The 10 Coolest Industrial IoT Companies: The 2026 Internet Of Things 50
Here’s a look at 10 of the coolest and most noteworthy vendors who are innovating and making big moves within the industrial IoT space.
Industrial IoT is where the rubber meets the road with the best and brightest IoT providers forever changing the economics in one industry after another with a new generation of AI offerings.
There may be no better example of the breadth and depth of just how dramatic the changes being driven by industrial IoT providers than in Siemens’ ambitious partnership with AI market leader Nvidia to bring physical AI solutions to “every industry and industrial workflow.” The cornerstone of that effort is Siemens’ Digital Twin Composer that connects design, simulation and real- time data with AI.
“By combining Nvidia’s leadership in accelerated computing and AI platforms with Siemens’ leading hardware, software, industrial AI and data, we’re empowering customers to develop products faster with the most comprehensive digital twins, adapt production in real time, and accelerate technologies from chips to AI factories,” said Siemens CEO Roland Busch in the announcement of the partnership. That has resulted in a big payback for PepsiCo, which has seen a 10 percent to15 percent reduction in capital expenditures by identifying hidden capacity and a 20 percent increase on throughput in initial deployments.
Among the other industrial IoT game-changers are fleet management software provider Samsara, which is making driving safer with powerful AI models that in Fiscal Year 2026 prevented 380,000 accidents and digitized 340 million workflows; AssetWatch, whose real-time machine monitoring system aimed at preventing downtime saved one customer $16 million in potential lost gross margin; and HiveMQ, which is turning raw industrial data into real-time intelligence and autonomous actions at the edge.
When Barry Libert took over as HiveMQ chairman and CEO last October, he announced the company’s all-out offensive to become the “leading industrial AI” platform.
“Industrial leaders don’t need more AI hype,” said Libert. “Rather, they need measurable results from data they can trust and models on which they can rely.”

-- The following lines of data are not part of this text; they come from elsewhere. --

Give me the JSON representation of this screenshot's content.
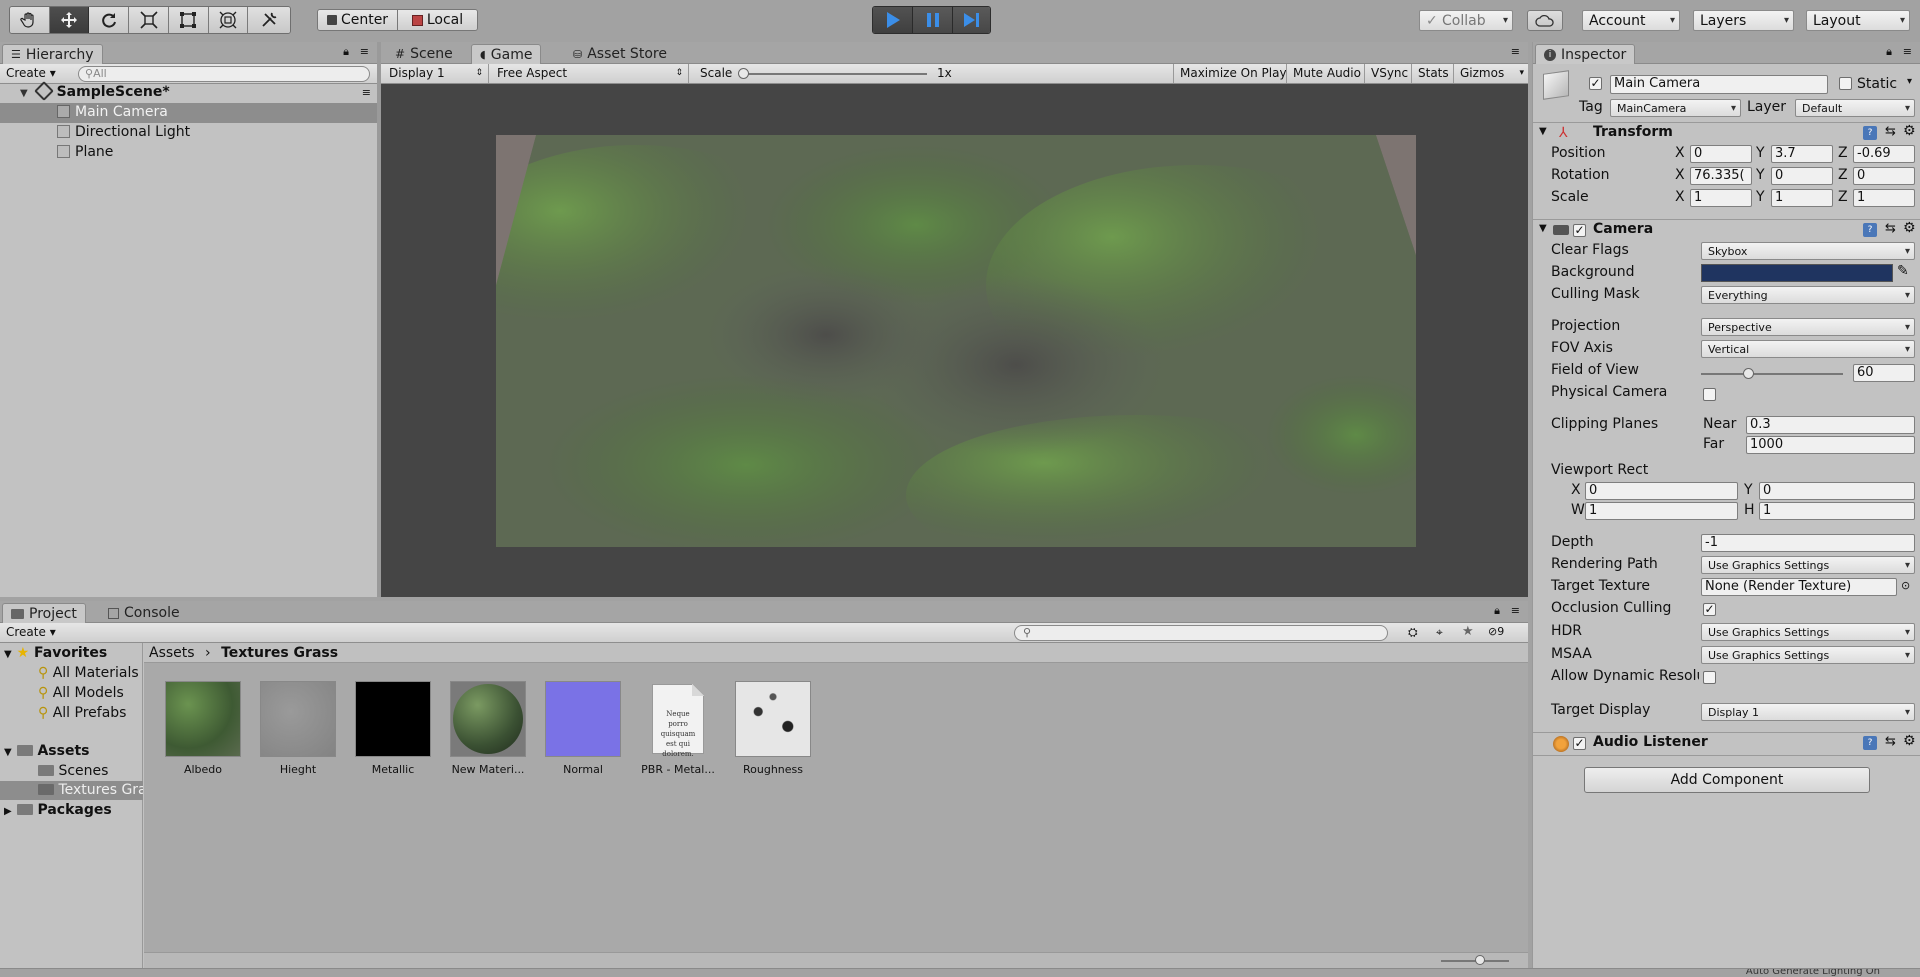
{
  "toolbar": {
    "pivot_center": "Center",
    "pivot_local": "Local",
    "collab": "Collab",
    "account": "Account",
    "layers": "Layers",
    "layout": "Layout",
    "tools": [
      "hand-tool-icon",
      "move-tool-icon",
      "rotate-tool-icon",
      "scale-tool-icon",
      "rect-tool-icon",
      "transform-tool-icon",
      "custom-tool-icon"
    ],
    "accent": "#3b8ee8"
  },
  "hierarchy": {
    "tab": "Hierarchy",
    "create": "Create",
    "search_placeholder": "All",
    "scene": "SampleScene*",
    "items": [
      "Main Camera",
      "Directional Light",
      "Plane"
    ]
  },
  "center_tabs": {
    "scene": "Scene",
    "game": "Game",
    "asset_store": "Asset Store"
  },
  "game": {
    "display": "Display 1",
    "aspect": "Free Aspect",
    "scale_label": "Scale",
    "scale_value": "1x",
    "maximize": "Maximize On Play",
    "mute": "Mute Audio",
    "vsync": "VSync",
    "stats": "Stats",
    "gizmos": "Gizmos"
  },
  "project": {
    "tab": "Project",
    "console_tab": "Console",
    "create": "Create",
    "favorites": "Favorites",
    "fav_items": [
      "All Materials",
      "All Models",
      "All Prefabs"
    ],
    "assets": "Assets",
    "asset_folders": [
      "Scenes",
      "Textures Grass"
    ],
    "packages": "Packages",
    "hidden_count": "9",
    "breadcrumb_root": "Assets",
    "breadcrumb_current": "Textures Grass",
    "files": [
      "Albedo",
      "Hieght",
      "Metallic",
      "New Materi...",
      "Normal",
      "PBR - Metal...",
      "Roughness"
    ],
    "doc_text": "Neque porro quisquam est qui dolorem."
  },
  "inspector": {
    "tab": "Inspector",
    "object_name": "Main Camera",
    "static": "Static",
    "tag_label": "Tag",
    "tag": "MainCamera",
    "layer_label": "Layer",
    "layer": "Default",
    "transform": {
      "title": "Transform",
      "position_label": "Position",
      "rotation_label": "Rotation",
      "scale_label": "Scale",
      "position": [
        "0",
        "3.7",
        "-0.69"
      ],
      "rotation": [
        "76.335(",
        "0",
        "0"
      ],
      "scale": [
        "1",
        "1",
        "1"
      ]
    },
    "camera": {
      "title": "Camera",
      "clear_flags_label": "Clear Flags",
      "clear_flags": "Skybox",
      "background_label": "Background",
      "background_color": "#1f3460",
      "culling_mask_label": "Culling Mask",
      "culling_mask": "Everything",
      "projection_label": "Projection",
      "projection": "Perspective",
      "fov_axis_label": "FOV Axis",
      "fov_axis": "Vertical",
      "fov_label": "Field of View",
      "fov": "60",
      "fov_fraction": 0.33,
      "physical_label": "Physical Camera",
      "clipping_label": "Clipping Planes",
      "near_label": "Near",
      "near": "0.3",
      "far_label": "Far",
      "far": "1000",
      "viewport_label": "Viewport Rect",
      "vp_x": "0",
      "vp_y": "0",
      "vp_w": "1",
      "vp_h": "1",
      "depth_label": "Depth",
      "depth": "-1",
      "rendering_label": "Rendering Path",
      "rendering": "Use Graphics Settings",
      "target_texture_label": "Target Texture",
      "target_texture": "None (Render Texture)",
      "occlusion_label": "Occlusion Culling",
      "hdr_label": "HDR",
      "hdr": "Use Graphics Settings",
      "msaa_label": "MSAA",
      "msaa": "Use Graphics Settings",
      "dynamic_label": "Allow Dynamic Resolu",
      "target_display_label": "Target Display",
      "target_display": "Display 1"
    },
    "audio_listener": "Audio Listener",
    "add_component": "Add Component"
  },
  "status": {
    "text": "Auto Generate Lighting On"
  }
}
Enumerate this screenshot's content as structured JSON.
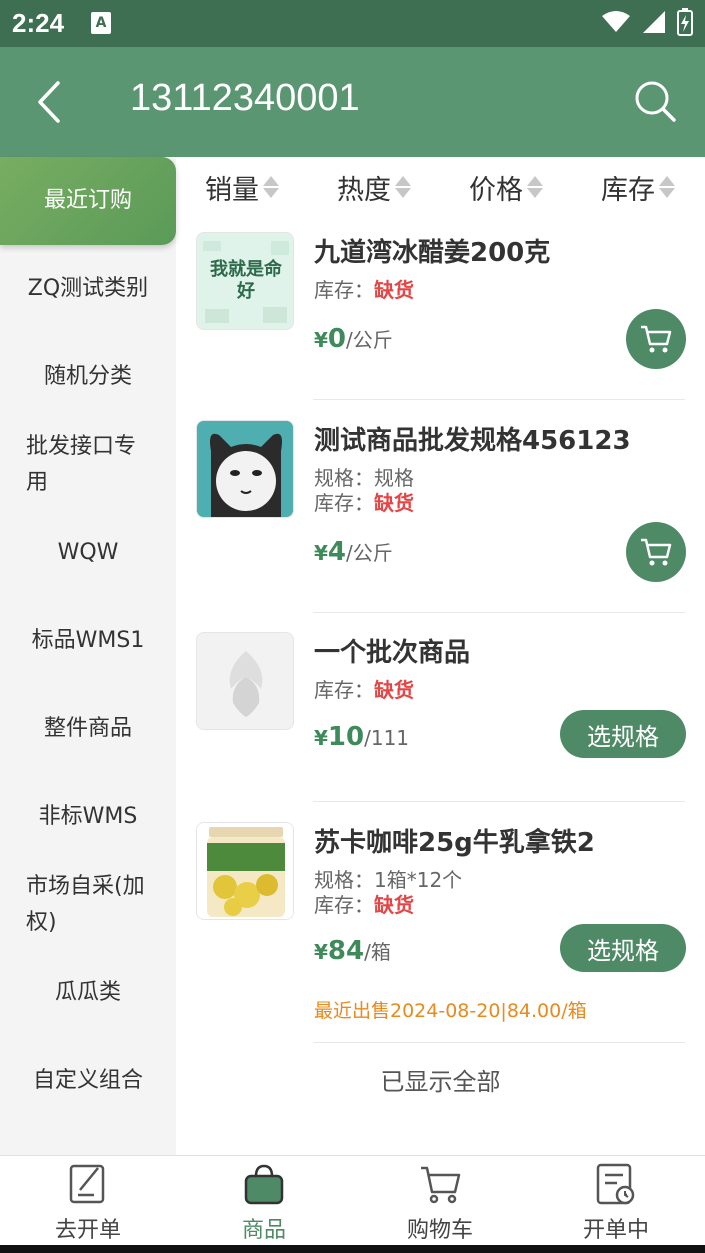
{
  "status": {
    "time": "2:24",
    "notif_icon": "A"
  },
  "header": {
    "title": "13112340001"
  },
  "sidebar": {
    "items": [
      {
        "label": "最近订购"
      },
      {
        "label": "ZQ测试类别"
      },
      {
        "label": "随机分类"
      },
      {
        "label": "批发接口专用"
      },
      {
        "label": "WQW"
      },
      {
        "label": "标品WMS1"
      },
      {
        "label": "整件商品"
      },
      {
        "label": "非标WMS"
      },
      {
        "label": "市场自采(加权)"
      },
      {
        "label": "瓜瓜类"
      },
      {
        "label": "自定义组合"
      }
    ]
  },
  "sort": {
    "sales": "销量",
    "heat": "热度",
    "price": "价格",
    "stock": "库存"
  },
  "products": [
    {
      "name": "九道湾冰醋姜200克",
      "stock_label": "库存：",
      "stock_value": "缺货",
      "price_cur": "¥",
      "price_num": "0",
      "price_unit": "/公斤",
      "thumb_text": "我就是命好"
    },
    {
      "name": "测试商品批发规格456123",
      "spec": "规格：规格",
      "stock_label": "库存：",
      "stock_value": "缺货",
      "price_cur": "¥",
      "price_num": "4",
      "price_unit": "/公斤"
    },
    {
      "name": "一个批次商品",
      "stock_label": "库存：",
      "stock_value": "缺货",
      "price_cur": "¥",
      "price_num": "10",
      "price_unit": "/111",
      "button": "选规格"
    },
    {
      "name": "苏卡咖啡25g牛乳拿铁2",
      "spec": "规格：1箱*12个",
      "stock_label": "库存：",
      "stock_value": "缺货",
      "price_cur": "¥",
      "price_num": "84",
      "price_unit": "/箱",
      "button": "选规格",
      "recent": "最近出售2024-08-20|84.00/箱"
    }
  ],
  "footer_note": "已显示全部",
  "tabs": [
    {
      "label": "去开单"
    },
    {
      "label": "商品"
    },
    {
      "label": "购物车"
    },
    {
      "label": "开单中"
    }
  ],
  "colors": {
    "header": "#5b9672",
    "statusbar": "#3f6f52",
    "accent": "#4e8a66",
    "out_of_stock": "#e64545",
    "recent": "#e88a1e"
  }
}
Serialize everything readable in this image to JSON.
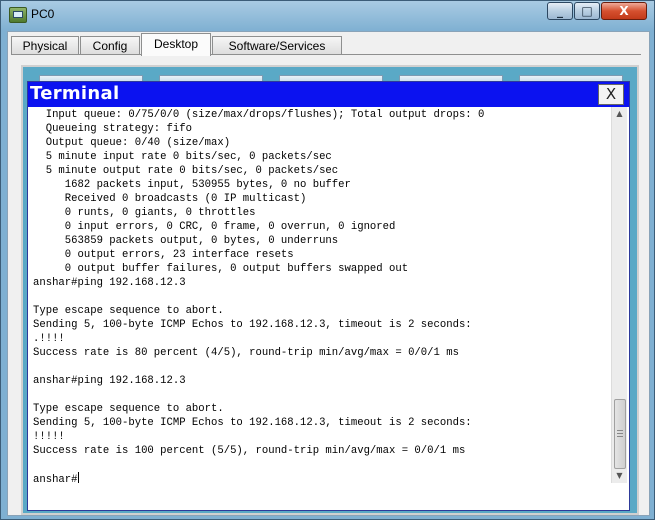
{
  "window": {
    "title": "PC0",
    "controls": {
      "minimize": "_",
      "maximize": "□",
      "close": "X"
    }
  },
  "tabs": [
    {
      "label": "Physical"
    },
    {
      "label": "Config"
    },
    {
      "label": "Desktop",
      "active": true
    },
    {
      "label": "Software/Services"
    }
  ],
  "terminal": {
    "title": "Terminal",
    "close_label": "X",
    "lines": [
      "  Input queue: 0/75/0/0 (size/max/drops/flushes); Total output drops: 0",
      "  Queueing strategy: fifo",
      "  Output queue: 0/40 (size/max)",
      "  5 minute input rate 0 bits/sec, 0 packets/sec",
      "  5 minute output rate 0 bits/sec, 0 packets/sec",
      "     1682 packets input, 530955 bytes, 0 no buffer",
      "     Received 0 broadcasts (0 IP multicast)",
      "     0 runts, 0 giants, 0 throttles",
      "     0 input errors, 0 CRC, 0 frame, 0 overrun, 0 ignored",
      "     563859 packets output, 0 bytes, 0 underruns",
      "     0 output errors, 23 interface resets",
      "     0 output buffer failures, 0 output buffers swapped out",
      "anshar#ping 192.168.12.3",
      "",
      "Type escape sequence to abort.",
      "Sending 5, 100-byte ICMP Echos to 192.168.12.3, timeout is 2 seconds:",
      ".!!!!",
      "Success rate is 80 percent (4/5), round-trip min/avg/max = 0/0/1 ms",
      "",
      "anshar#ping 192.168.12.3",
      "",
      "Type escape sequence to abort.",
      "Sending 5, 100-byte ICMP Echos to 192.168.12.3, timeout is 2 seconds:",
      "!!!!!",
      "Success rate is 100 percent (5/5), round-trip min/avg/max = 0/0/1 ms",
      ""
    ],
    "prompt": "anshar#"
  },
  "colors": {
    "terminal_header": "#0b12f0",
    "desktop_bg": "#5aa9c6",
    "window_frame": "#7fb0d2"
  }
}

As part of the 2026 IoT 50, here then are CRN’s choices for the top 10 IoT industrial leaders delivering those results.
AssetWatch
Brian Graham
CEO
The real-time machine monitoring powerhouse, based in Columbus, Ohio, is preventing downtime for industrial IoT customers, resulting in huge cost savings. The company’s Vero predictive maintenance service saved one customer $16 million in potential lost gross margin.
BrightAI
Alex Hawkinson
Founder, CEO
BrightAI is powering an edge AI revolution by anticipating industrial system infrastructure failures and proactively preventing them. The San Francisco-based real-time edge monitoring provider has more than 50,000 AI endpoints in the field.
Cognite
Girish Rishi
CEO
The Oslo, Norway-based IoT SaaS superstar is driving an industrial IoT AI revolution with AI token usage up 500 percent in the last fiscal year and monthly active users up 26 percent.
HiveMQ
Barry Libert
CEO
The Landshut, Germany-based industrial AI platform provider’s HiveMQ Pulse data intelligence platform is powering an AI revolution by turning raw industrial IoT data into real-time intelligence delivering autonomous actions at the edge.
Honeywell
Vimal Kapur
CEO
The IoT industrial solution behemoth is driving an AI revolution. Case in point: the AI analytics and behavioral-based Honeywell Cyber Proactive Defense offering for industrial environments. The Charlotte, N.C.-based company also has developed an AI- enabled retail offering with Google and solution provider 66degrees.
Litmus
Vatsal Shah
CEO
The industrial edge data platform provider powerhouse moved from Niche Player to Challenger in the Gartner Magic Quadrant for Global Industrial IoT platforms. The San Jose, Calif.-based company also received additional funding aimed at boosting its AI capabilities.
Samsara
Sanjit Biswas
CEO
The fleet management software provider is making driving safer with powerful AI models that are compounding as it adds more customers. In Fiscal Year 2026, the San Francisco-based company prevented 380,000 accidents and digitized 340 million workflows.
Siemens
Roland Busch
CEO
The Munich, Germany-based industrial IoT behemoth is teaming with Nvidia to bring industrial and physical AI solutions to “every industry and industrial workflow.” Together the two companies are “building the Industrial AI operating system,” said Busch.
Tive
Krenar Komoni
CEO
The Boston-based global IoT real-time shipment monitoring provider, which recently secured an additional $20 million in funding, has sold more than 3.5 million shipment trackers to date with coverage across 186 countries.
Zededa
Said Ouissal
CEO
Santa Clara, Calif.-based Zededa is pushing the AI envelope with its Edge Intelligence Platform. Ouissal said the platform removes the “final barrier” for enterprises to bring the full value of AI to where their business operates.